# asus eeepc 1015pem volume keys not working [SOLVED]

## mpharter

I have tried everything that i could think of to get the volume keys working.  Im pretty sure that they are not even being recognized.  I have tried to use the eeepc_laptop module but is just returns "No such device".  Those keys just worked in fedora so I know its possible.  I am running a 2.6.35 kernel.  

Anyone have any ideas?  Let me know what information you need.Last edited by mpharter on Mon Oct 18, 2010 5:40 pm; edited 1 time in total

----------

## psycho

 *mpharter wrote:*   

> Im pretty sure that they are not even being recognized

 

let's be sure about that first. run xev (emerge xev if it isn't already installed), and put your mouse cursor in the little white square. press some keys and see the kind of output you get if the x server recognises the key (it should output a keycode, keysym, etc.). does this work for your volume keys?

if so, all's well and you just need to bind something to those keys (aumix or whatever). if you get a keyCODE but no keySYM, this also is very easy to sort out: just use xmodmap to map them (e.g. something like keycode 123 = XF86AudioRaiseVolume).

if nothing's happening, you have a more serious problem. tap the problem key(s) a few times and check dmesg for output. if you're lucky, it will complain about an unknown key and you can simply fix it with setkeycodes. however...if you get NOTHING from anywhere, including dmesg, when you press those keys, then the kernel can't even see them: as far as your software knows that hardware just doesn't exist. this is the worst case scenario, and means you will need some kind of special module or kernel patch to get them working. the eeepc_laptop module sounds promising. at least you'll know that such a module has definitely been written, since it was working in Fedora. that's basically how you know this story will have a happy ending: if it worked in Fedora, it will work in Gentoo as well!

----------

## mpharter

no results with xev, other keys have results

nothing in dmesg about unknown keys.  

Well thats a start.
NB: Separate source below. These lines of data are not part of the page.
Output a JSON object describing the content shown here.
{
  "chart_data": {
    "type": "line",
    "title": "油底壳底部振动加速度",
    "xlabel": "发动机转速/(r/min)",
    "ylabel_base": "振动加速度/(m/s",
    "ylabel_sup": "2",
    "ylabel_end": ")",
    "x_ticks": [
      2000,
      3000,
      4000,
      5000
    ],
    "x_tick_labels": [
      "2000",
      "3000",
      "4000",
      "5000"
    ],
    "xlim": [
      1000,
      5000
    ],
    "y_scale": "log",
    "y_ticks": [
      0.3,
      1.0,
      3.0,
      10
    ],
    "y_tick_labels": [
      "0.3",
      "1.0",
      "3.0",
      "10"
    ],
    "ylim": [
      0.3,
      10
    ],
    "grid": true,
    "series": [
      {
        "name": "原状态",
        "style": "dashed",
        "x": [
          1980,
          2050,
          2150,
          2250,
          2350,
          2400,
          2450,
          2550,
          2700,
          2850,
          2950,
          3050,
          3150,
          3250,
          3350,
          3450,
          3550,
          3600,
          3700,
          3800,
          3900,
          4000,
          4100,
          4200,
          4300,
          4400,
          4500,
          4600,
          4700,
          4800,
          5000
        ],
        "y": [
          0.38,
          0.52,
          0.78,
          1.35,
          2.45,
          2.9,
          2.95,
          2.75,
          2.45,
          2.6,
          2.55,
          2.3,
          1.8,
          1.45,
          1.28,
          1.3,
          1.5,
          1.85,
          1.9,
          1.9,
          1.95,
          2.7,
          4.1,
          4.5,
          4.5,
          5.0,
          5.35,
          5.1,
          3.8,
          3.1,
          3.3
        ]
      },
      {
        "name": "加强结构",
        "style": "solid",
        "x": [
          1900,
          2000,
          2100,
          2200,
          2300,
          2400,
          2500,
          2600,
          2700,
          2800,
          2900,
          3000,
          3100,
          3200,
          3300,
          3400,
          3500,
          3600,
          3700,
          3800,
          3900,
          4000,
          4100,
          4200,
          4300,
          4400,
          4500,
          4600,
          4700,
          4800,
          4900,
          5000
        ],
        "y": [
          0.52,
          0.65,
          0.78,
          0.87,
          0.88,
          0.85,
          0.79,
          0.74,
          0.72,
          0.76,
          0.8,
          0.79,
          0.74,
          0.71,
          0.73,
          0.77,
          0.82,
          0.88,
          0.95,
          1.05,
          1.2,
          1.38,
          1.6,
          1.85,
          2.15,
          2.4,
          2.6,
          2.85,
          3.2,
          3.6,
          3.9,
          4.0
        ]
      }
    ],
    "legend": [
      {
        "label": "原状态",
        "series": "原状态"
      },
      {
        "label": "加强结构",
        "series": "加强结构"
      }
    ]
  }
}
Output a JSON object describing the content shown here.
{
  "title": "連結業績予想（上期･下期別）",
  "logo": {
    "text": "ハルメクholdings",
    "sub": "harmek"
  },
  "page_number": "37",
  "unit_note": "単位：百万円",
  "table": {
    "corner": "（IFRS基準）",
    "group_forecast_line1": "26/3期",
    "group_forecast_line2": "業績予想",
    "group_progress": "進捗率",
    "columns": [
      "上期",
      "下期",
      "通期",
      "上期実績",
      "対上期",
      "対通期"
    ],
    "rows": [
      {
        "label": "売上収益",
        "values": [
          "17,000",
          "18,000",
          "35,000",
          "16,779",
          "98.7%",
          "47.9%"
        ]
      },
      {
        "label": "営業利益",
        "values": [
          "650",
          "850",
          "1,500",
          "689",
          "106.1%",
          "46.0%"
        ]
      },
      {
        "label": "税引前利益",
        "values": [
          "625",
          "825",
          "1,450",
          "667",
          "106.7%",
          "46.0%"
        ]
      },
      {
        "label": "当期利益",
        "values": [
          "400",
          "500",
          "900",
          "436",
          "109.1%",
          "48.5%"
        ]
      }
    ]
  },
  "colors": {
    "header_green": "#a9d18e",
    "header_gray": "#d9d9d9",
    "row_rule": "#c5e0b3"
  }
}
Its a kernel issue or something.  Thanks. 

Any other ideas?

----------

## psycho

a couple of my laptops have required WMI extensions to get extra keys and so on working. in the kernel config menus it's under device drivers / x86 platform specific drivers / wmi, and then there are some options for asus laptops. this is only a guess though: your best bet is probably to google for someone else who's had trouble with their eeepc volume keys, and see what module(s) they enabled. as you say, "it's a start" that you now know your kernel isn't properly configured: chucking "kernel" into your google search terms should narrow things down a bit. i'd be very surprised if nobody else has had this problem (there must be lots of people running eeepc's with custom kernels).

----------

## Randy Andy

Hi Folks.

As an alternative you can use your working fedora kernel to copy its running configuration with zcat /proc/config.gz > /path/to/your/target/config

Also you could check with the help of lsmod which modules are loaded, compared to yours,so store its output too.

Later you can compare this config with yours, using kdiff for example.

Much success,

Andy.

----------

## mpharter

I have found a solution after goggling with better search terms.  I'm not sure why it works but adding 'acpi_osi=Linux' as a boot option allows the module to load.  

Thanks for your help guys.  Anyone know what that option does and why the module will not load without it?

----------

## psycho

i remember fiddling with the acpi_osi kernel parameter while trying to change a laptop's response to its lid switch. basically acpi handles low-level hardware stuff...generally power management, but this also includes responding to hardware events from the obvious power-button presses to things like changes in processor activity and even special buttons and other machine-specific stuff that can be defined by the manufacturer. i think through acpi the bios can actually query what os is running on it: by passing "acpi_osi=Linux" to the kernel, you're asking it to identify itself to acpi as Linux rather than some version of Windows. don't ask me why it doesn't do this by default anyway: my guess would be that some manufacturers assume Windows and so we lose some acpi functionality if we tell it we're running something else, but i don't know.

----------